The publishing house has now recorded five straight years of double-digit growth in the first half with record pretax profits of £22.1m on revenues of £179.8m. The company said continuing strong sales mean the full-year results will be ahead of market consensus, and its share price has responded accordingly with a 90% rise in a year.
Much of Bloomsbury’s success can be credited to two of its authors, JK Rowling and Sarah J Maas. Rowling’s Harry Potter series has remained on the bestseller lists a healthy 27 years after its first publication, and it is likely to stay there as its first devotees will now be spawning a new generation to jump on the Hogwarts Express and thrill to the adventures of the boy wizard and his trusty sidekicks. There is also an expectation that an upcoming TV series will bring Potterworld to a broader global audience.
Maas is a publishing phenomenon in the genre of romantasy, a heady mixture of romance and fantasy that allows an author to come up with a title like Crescent City: House of Flame and Shadow with a straight face.

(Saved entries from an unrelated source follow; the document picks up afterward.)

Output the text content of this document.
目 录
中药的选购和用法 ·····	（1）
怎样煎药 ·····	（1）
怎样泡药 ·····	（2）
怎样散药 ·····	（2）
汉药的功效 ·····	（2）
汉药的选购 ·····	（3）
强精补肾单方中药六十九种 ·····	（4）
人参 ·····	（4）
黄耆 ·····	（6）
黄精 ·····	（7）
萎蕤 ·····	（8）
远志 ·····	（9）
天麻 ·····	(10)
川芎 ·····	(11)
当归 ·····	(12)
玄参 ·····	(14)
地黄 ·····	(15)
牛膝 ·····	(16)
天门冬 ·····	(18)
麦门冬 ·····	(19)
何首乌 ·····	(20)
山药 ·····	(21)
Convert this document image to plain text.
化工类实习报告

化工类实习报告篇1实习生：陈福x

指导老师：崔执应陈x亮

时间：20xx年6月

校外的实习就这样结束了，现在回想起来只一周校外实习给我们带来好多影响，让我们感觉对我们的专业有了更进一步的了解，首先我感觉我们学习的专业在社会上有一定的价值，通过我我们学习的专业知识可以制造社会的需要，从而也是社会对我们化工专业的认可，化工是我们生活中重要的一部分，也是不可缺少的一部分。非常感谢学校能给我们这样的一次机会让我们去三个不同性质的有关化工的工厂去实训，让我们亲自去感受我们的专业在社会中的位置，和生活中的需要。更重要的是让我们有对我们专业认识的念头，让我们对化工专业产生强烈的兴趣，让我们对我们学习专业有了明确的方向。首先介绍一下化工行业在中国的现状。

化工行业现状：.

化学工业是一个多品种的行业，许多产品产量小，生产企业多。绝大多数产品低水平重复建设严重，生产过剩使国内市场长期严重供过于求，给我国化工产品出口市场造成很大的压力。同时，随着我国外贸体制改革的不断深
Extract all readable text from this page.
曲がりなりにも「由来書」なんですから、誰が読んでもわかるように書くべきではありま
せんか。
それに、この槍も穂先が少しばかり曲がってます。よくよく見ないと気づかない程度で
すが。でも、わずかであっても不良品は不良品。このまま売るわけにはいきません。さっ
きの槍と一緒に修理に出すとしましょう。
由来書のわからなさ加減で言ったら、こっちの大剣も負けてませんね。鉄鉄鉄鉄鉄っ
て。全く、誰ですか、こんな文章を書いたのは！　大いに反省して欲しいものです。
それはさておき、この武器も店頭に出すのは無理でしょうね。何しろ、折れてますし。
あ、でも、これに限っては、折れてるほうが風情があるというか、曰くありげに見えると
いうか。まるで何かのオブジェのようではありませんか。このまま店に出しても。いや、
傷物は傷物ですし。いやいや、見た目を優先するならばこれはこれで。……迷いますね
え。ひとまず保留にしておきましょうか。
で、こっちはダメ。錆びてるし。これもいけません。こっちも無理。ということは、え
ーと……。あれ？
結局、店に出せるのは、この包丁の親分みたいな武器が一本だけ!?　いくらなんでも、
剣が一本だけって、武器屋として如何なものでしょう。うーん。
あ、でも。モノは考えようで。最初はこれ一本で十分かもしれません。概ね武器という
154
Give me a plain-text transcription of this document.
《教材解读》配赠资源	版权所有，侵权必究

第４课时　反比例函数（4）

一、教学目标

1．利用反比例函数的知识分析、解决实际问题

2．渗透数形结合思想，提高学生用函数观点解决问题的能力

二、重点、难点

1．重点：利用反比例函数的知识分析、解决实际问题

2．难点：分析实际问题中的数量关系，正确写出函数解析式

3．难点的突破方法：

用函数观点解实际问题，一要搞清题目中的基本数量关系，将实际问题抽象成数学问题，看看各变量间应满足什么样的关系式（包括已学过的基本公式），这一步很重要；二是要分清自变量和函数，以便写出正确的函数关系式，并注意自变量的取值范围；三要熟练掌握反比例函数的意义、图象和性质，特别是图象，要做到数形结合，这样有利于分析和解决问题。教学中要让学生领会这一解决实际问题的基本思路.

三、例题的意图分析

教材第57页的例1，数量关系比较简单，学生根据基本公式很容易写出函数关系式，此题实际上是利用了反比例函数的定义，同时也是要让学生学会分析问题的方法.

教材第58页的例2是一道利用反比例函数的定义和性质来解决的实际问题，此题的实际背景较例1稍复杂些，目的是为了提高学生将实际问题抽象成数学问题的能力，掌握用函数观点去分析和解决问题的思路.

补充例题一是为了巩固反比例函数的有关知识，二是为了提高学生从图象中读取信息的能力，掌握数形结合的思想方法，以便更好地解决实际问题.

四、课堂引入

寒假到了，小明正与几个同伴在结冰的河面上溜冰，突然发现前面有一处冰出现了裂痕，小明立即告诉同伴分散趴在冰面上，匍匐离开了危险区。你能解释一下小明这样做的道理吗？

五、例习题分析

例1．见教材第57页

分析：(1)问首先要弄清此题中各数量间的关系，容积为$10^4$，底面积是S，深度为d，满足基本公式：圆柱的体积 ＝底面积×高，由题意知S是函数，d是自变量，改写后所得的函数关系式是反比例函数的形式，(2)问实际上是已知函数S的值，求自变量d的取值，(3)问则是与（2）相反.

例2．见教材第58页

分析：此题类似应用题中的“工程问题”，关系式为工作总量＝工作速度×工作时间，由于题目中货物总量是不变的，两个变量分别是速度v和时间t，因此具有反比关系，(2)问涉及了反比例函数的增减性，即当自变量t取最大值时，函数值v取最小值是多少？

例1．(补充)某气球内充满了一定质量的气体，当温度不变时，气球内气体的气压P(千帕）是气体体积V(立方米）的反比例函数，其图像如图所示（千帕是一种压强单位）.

While they may be unlikely to trouble the judges of the more literary awards, the 16 books she has churned out since 2010 have sold about 55-million copies, and that legion of readers can’t be wrong.

McDonald’s: Drive through, throw up
Despite a ringing endorsement from none other than the great Warren Buffett, who has startled longevity experts by reaching the grand age of 94 by eating breakfast beneath the golden arches every day, it has been a bad week for devotees of the company’s quarter pounder.
The fresh slivered onions and fresh beef patties that contribute to this stalwart crowd pleaser have been named as prime suspects in a fatal E. coli outbreak that has affected 10 states in the US, leaving 10 people in hospital and one elderly customer dead.
Shares in the company dropped almost 10% in a day as it scrambled to remove the item from the menu, and it is working with its suppliers to get back on top of the food safety standards needed to allow its fans to order with confidence.
The American icon has also been dragged into the cut and thrust of the presidential election, with Donald Trump spending a useful half-hour behind the fry station of a McDonald’s in Pennsylvania, then claiming that 29,000 supporters had surrounded the restaurant, quite a high turnout for a town with a population of 24,657.
This was apparently staged to back up his claims that Kamala Harris was lying when she claimed to have worked at a McDonald’s in Alameda in 1983, and it was followed by a post on his Truth Social platform claiming that when he becomes president “THE MCDONALDS ICE CREAM MACHINES WILL WORK GREAT AGAIN”.
This Ciceronian level of oratory sums up a bewildering campaign that may yet put him in the most powerful role in the free world.